Um grande número de meninas realiza tarefas domésticas em troca apenas de estudo, alimentação, roupa e moradia, sem receber salários, em Recife, Belém e Belo Horizonte, detectou pesquisa patrocinada pela Organização Internacional do Trabalho (OIT). "Quando se confundem os papéis de pai, educador e patrão aumenta a possibilidade de violação dos direitos humanos", alerta o coordenador do projeto de prevenção e eliminação do trabalho infantil doméstico da OIT, Renato Mendes.A maioria começa a trabalhar antes da idade mínima permitida no Brasil, que é de 16 anos.
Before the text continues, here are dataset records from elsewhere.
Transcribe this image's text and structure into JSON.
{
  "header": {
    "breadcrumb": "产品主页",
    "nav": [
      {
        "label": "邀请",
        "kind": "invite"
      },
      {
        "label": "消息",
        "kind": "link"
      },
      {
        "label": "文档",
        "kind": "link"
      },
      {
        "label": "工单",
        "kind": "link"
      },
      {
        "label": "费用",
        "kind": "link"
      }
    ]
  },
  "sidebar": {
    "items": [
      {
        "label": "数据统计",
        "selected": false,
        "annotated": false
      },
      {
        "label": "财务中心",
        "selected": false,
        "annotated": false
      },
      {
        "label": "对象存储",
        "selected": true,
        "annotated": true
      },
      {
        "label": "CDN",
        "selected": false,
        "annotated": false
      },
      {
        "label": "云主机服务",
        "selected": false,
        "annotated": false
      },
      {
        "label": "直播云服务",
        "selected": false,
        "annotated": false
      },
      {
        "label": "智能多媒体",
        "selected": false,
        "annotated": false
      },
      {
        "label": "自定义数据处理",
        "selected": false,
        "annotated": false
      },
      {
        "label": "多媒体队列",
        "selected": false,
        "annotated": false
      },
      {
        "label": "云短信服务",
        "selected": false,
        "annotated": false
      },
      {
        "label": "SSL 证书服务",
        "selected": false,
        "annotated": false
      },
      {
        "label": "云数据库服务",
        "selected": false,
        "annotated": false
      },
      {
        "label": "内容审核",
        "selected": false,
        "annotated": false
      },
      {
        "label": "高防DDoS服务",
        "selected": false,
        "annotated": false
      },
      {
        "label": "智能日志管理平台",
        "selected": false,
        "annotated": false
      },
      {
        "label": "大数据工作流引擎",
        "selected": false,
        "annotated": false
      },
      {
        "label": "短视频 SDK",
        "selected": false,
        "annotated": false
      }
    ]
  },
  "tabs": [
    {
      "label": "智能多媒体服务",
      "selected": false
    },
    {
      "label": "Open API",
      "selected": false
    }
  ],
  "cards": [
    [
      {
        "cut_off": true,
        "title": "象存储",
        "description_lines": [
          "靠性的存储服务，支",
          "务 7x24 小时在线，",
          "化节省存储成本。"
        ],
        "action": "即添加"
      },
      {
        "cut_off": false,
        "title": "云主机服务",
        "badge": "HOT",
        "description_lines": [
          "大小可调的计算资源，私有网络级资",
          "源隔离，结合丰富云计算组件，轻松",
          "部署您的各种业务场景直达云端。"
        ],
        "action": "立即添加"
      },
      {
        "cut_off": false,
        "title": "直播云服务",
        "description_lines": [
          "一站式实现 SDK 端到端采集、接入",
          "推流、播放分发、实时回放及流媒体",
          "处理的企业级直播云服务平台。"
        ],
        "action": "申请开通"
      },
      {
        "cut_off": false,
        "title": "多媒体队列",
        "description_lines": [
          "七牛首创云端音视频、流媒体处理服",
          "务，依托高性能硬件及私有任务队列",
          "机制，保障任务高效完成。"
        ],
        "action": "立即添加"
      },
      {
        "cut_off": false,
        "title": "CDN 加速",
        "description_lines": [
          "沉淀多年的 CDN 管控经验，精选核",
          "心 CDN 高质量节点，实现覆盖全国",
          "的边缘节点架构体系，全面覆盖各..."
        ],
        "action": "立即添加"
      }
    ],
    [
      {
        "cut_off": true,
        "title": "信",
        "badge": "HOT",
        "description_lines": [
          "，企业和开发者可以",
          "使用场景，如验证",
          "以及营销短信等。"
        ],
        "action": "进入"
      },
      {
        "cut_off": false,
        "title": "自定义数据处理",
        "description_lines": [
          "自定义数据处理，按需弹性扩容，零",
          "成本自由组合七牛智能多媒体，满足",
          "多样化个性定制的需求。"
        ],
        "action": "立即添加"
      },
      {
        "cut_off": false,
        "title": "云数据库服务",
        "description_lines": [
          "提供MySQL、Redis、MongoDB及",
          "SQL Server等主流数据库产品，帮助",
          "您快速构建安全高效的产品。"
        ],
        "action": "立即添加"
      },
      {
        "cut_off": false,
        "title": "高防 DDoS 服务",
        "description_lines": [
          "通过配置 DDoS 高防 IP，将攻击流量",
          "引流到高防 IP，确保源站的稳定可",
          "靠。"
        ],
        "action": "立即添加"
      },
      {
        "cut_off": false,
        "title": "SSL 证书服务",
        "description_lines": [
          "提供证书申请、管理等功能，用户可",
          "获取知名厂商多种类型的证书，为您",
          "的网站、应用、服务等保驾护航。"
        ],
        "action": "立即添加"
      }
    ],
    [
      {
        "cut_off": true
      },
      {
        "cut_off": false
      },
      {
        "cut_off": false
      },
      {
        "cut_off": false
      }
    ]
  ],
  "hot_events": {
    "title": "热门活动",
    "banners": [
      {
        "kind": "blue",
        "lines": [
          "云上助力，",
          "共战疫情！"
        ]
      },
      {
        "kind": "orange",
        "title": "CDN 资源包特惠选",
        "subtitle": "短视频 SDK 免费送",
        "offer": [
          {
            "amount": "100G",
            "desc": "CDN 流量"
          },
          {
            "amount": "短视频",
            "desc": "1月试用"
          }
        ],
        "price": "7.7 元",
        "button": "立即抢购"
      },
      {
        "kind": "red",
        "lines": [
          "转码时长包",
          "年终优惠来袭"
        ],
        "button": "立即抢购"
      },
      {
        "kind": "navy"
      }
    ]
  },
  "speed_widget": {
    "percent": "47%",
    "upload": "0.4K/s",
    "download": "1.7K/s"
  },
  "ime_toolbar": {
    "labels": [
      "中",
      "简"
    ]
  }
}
Em Recife, por exemplo, 56,5% estão na faixa de 12 a 15 anos. O Estatuto da Criança e do Adolescente admite que o menor de 16 anos só atue como aprendiz. Mas, em Belo Horizonte, pesquisadores identificaram que 11% das crianças empregadas domésticas tinham entre 5 e 11 anos e 52% entre 12 e 15 anos.Em média, 90% das crianças e adolescentes no exercício do emprego doméstico são do sexo feminino. Em Belém, 48,8% não se reconhecem como domésticas, dizem que vivem com padrinhos e tios em troca de favores. A capital paraense é onde se registra mais abuso sexual contra as menores: 4% dos casos ocorrem no emprego e 16% das meninas hoje empregadas domésticas foram vítimas de estupro na própria casa de sua família.Em geral, as menores dizem que trabalham para sua própria sobrevivência e duram menos de um ano em cada emprego. O segundo principal motivo para essas crianças e adolescentes se empregarem como domésticas é a necessidade de ajudar a família. Em Recife, 98,4% estão sem a carteira de trabalho assinada e 92,1% recebem menos de um salário mínimo. As mães dessas meninas normalmente foram domésticas. Essas características se reproduzem nas outras duas cidades pesquisadas. Maria Luiza Lamarão, da Universidade Federal do Pará, uma das que trabalhou na pesquisa da OIT, observa que as mães entregam suas filhas para alguém conhecido levá-la para a capital, porque acreditam que será melhor lavar louça do que descascar mandioca na roça. No imaginário das menores, há o sonho de estudar para ter uma profissão, mas, segundo Maria Luiza, o projeto é abortado rapidamente diante de jornadas pesadas. Conclusão: o máximo que a maioria consegue é ser caixa de supermercado, quando deixam de ser empregadas domésticas.